Natural Setting Therapeutic Management: A Multiple-Model Approach to Maintain Individuals With Developmental Disabilities and Severe Behaviors in Community Settings
Michael R. Petronko, Russell J. Kormann, and Doreen DiDomenico, Rutgers University
All levels of familiarity with the material
The provision of effective behavioral support to individuals with a developmental disability and an accompanying mental health and/or behavioral challenge (i.e., a dual diagnosis) residing and working in the community is a topic of great importance. As individuals with increasingly complex behavioral challenges move from congregate-care settings to community-based programs, the challenges faced by parents and staff who must manage these dangerous behaviors (i.e., self-injury, serious aggression) are enormous. Unfortunately, many training models have not historically emphasized the "behavioral competence" of the direct service caregiver. Project: Natural Setting Therapeutic Management (NSTM), was designed to address these treatment barriers by teaching family and/or staff members of persons with dual diagnoses methods to construct and maintain a therapeutic environment in the home or work setting. Project NSTM focuses on the development of behavioral competency via the use of a multiple-model, psychoeducational training program designed to transfer treatment ownership from clinician to family or staff members. This workshop will present the structure and format of Project NSTM, with particular emphasis on system management issues.
You will learn:
A community-based family training model designed to address severe behaviors;
The rudiments of a multifactor behavioral assessment model;
Clinical problem solving based on the model;
A method to analyze the effects of cultural and system challenges to community-based support.
Who should attend? Psychologists, individuals providing behavioral support services in community settings, supervisory staff managing direct-care workers, administrators, parents.
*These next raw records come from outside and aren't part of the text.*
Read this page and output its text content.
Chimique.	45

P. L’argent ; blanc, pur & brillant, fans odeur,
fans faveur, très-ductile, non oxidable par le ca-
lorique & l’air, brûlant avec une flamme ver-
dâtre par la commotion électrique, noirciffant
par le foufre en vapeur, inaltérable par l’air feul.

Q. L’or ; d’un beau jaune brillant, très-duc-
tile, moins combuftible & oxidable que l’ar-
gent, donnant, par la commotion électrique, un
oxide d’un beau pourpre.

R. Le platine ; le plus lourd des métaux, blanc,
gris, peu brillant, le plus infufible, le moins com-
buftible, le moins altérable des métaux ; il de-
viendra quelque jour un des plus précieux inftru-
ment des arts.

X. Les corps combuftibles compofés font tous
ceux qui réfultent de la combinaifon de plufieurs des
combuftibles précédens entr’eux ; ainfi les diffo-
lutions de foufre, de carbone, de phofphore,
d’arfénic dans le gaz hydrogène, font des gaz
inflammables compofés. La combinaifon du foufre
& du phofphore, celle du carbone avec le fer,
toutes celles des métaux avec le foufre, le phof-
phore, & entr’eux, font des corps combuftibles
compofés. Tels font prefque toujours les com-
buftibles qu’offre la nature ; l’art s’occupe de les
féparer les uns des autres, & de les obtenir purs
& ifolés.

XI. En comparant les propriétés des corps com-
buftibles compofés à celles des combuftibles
Recommended Readings: Bouras, N. (Ed.). (1999). Psychiatric and behavioural disorders in developmental disabilities and mental retardation. Cambridge, UK: Cambridge Press. o Koegel, L.K., Koegel, R.L., & Dunlap, G. (Eds.). (1996). Positive behavioral support: Including people with difficult behaviors in the community. Baltimore: Paul H. Brookes. o Kormann, R.J., & Petronko, M.R. (2002). Community-based behavioral, therapeutic training programs. In J.W. Jacobson, J.A. Mulick, & C.S. Holburn (Eds.), Dual diagnosis program models. Schenectady, NY: National Association on Dual Diagnosis. o Kormann, R.J., & Petronko, M.R. (2003). Crisis and revolution in developmental disabilities: The dilemma of community based services. The Behavior Analyst Today, 3, 4, 434-440. o Nezu, A.M., & Nezu, C.M. (Eds.). (1989). Clinical decision making in behavior therapy: A problem solving perspective. Champaign, IL: Research Press. o Nezu, C.M, Nezu, A.M., & Gill-Weiss, M.J. (1992). Psychopathology in persons with mental retardation: Clinical guidelines for assessment and treatment. Champaign, IL: Research Press. o Petronko, M.R., Harris, S.L., & Kormann, R.J. (1994). Community-based training approaches for people with mental retardation and mental illness. Journal of Consulting and Clinical Psychology, 62, 49-54.